Changzhou has been visited by many people over the years including Song dynasty poet DongPo, Emperor QianLong, and the Japanese Army on their way to destroy Nanjing.
Changzhou has two railway stations though they are conveniently adjacent to one another. The new station faces north and serves the high speed G-trains and some of the slightly slower D-trains that run between Shanghai and Nanjing. The older south facing station handles the long distance T and K trains and the odd D train. The two stations are connected by an underground walkway.
The slower and lower class T- and K- services from other provinces stop at Changzhou but tickets are only available for destinations outside of Jiangsu.
The new station has touchscreen ticket machines with English menus to buy tickets G and D train. A ticket to Shanghai on the G train costs ¥80 for second class and ¥125 for business class. The D train is ¥51 for second class and ¥61 for business class
Buying tickets for the long distance T or K services have to be bought from the ticket windows in the building on the far right of the entrance. There aren't any ticket machines but most clerks can speak at least simple English or will find someone who does. For services other than the high-speed trains, it's wise to book outbound tickets a few days in advance as they fill up quickly, especially during public holidays.
The northern bus station on Xinmen Lu (almost opposite the train station) has frequent services to Wuxi, Zhangjiagang, Suzhou (¥34, 2hrs), yixing ¥21 and Kunshan.
There are flights in and out of Changzhou to over 10 cities.
The cities main attractions are within a walkable radius of the train station, with the outlying spots on the main bus routes.

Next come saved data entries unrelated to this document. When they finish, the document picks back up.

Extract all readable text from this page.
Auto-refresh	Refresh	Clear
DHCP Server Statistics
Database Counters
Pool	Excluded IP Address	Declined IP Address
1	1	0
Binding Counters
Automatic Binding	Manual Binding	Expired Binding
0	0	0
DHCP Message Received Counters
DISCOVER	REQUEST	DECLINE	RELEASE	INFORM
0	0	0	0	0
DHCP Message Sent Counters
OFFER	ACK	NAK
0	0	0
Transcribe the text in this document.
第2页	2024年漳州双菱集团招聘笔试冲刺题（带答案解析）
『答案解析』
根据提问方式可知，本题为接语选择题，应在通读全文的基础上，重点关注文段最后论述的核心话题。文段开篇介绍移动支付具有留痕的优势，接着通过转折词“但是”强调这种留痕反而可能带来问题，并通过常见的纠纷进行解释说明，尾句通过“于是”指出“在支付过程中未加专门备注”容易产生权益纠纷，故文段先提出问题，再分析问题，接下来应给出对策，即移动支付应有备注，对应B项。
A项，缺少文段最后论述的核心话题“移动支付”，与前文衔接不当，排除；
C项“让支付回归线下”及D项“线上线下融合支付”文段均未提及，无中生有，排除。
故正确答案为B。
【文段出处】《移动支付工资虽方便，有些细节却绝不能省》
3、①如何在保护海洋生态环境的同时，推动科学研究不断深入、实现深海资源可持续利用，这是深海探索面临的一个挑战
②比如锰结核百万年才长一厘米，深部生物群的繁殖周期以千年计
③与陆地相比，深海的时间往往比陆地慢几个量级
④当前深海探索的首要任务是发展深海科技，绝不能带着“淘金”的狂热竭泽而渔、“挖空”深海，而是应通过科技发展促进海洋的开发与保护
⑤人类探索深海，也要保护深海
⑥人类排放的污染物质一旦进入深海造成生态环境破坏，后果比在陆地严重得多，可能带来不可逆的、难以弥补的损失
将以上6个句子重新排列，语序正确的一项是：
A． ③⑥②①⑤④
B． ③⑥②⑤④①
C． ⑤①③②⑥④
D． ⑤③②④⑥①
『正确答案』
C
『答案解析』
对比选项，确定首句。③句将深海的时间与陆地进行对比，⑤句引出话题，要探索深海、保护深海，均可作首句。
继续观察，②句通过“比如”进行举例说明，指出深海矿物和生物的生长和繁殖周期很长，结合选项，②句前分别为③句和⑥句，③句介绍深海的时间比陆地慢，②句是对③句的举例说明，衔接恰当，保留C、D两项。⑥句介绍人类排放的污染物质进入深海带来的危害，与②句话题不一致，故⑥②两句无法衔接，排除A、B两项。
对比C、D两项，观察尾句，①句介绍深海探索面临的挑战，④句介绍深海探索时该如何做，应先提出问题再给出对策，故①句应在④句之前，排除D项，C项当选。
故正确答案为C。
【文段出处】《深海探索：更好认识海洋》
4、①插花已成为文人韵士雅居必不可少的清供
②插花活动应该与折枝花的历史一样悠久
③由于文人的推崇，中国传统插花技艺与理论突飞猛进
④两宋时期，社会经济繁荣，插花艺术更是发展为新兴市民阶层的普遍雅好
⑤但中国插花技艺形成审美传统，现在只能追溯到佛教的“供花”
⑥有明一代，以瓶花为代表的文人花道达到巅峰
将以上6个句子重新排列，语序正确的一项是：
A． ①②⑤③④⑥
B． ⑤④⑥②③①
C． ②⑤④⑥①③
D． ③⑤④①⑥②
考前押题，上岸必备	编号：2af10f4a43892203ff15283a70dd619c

The Changzhou bus network fleet comprises of speedy modern buses and a bunch lumbering rattlers. The BRT bus network, operating in lieu of a subway, features frequent services of large shiny buses that rapidly traverse mainly inner city routes stopping at enclosed BRT stations located in the centre of the main thoroughfares and at the curbside on smaller roads. All BRT bus numbers are prefixed with a B, followed by the route number. Service frequency is almost excessive, to the point where it's not uncommon to see two or three same numbered buses following each other caterpillar style with only a few passengers on each.
The services start and terminate conveniently near the train station. Fares for all buses are ¥1, regardless of distance.
A double-decker tourist bus numbered Y1 can be seen about town but locals are somewhat secretive about its routes and timetable.
Metered taxis charge ¥9 for the first 4km and then ¥2.9 for every additional kilometre.
Sesame Bing – A local speciality is a small round cake of flaky pastry studded with sesame seeds. Fillings between the crunchy layers of pasty have two flavours – salty and sweet. The salty has a thin layer of preserved vegetable while the sweet has a globular core of sugar syrup. Patience is key to eating the sugary one, especially if bought hot off the stove, as a too hasty bite will send a wave of tongue-scaldingly hot liquid squirting out onto both your mouth and fingers.
Some people bemoan the lack of bar scene here, compared with Wuxi or Shanghai. Nonetheless there are a couple of decent joints to drown your sorrows in.
Most of the accommodation in Changzhou is geared toward business travellers, so upmarket international style hotels are abundant but decent budget options are limited.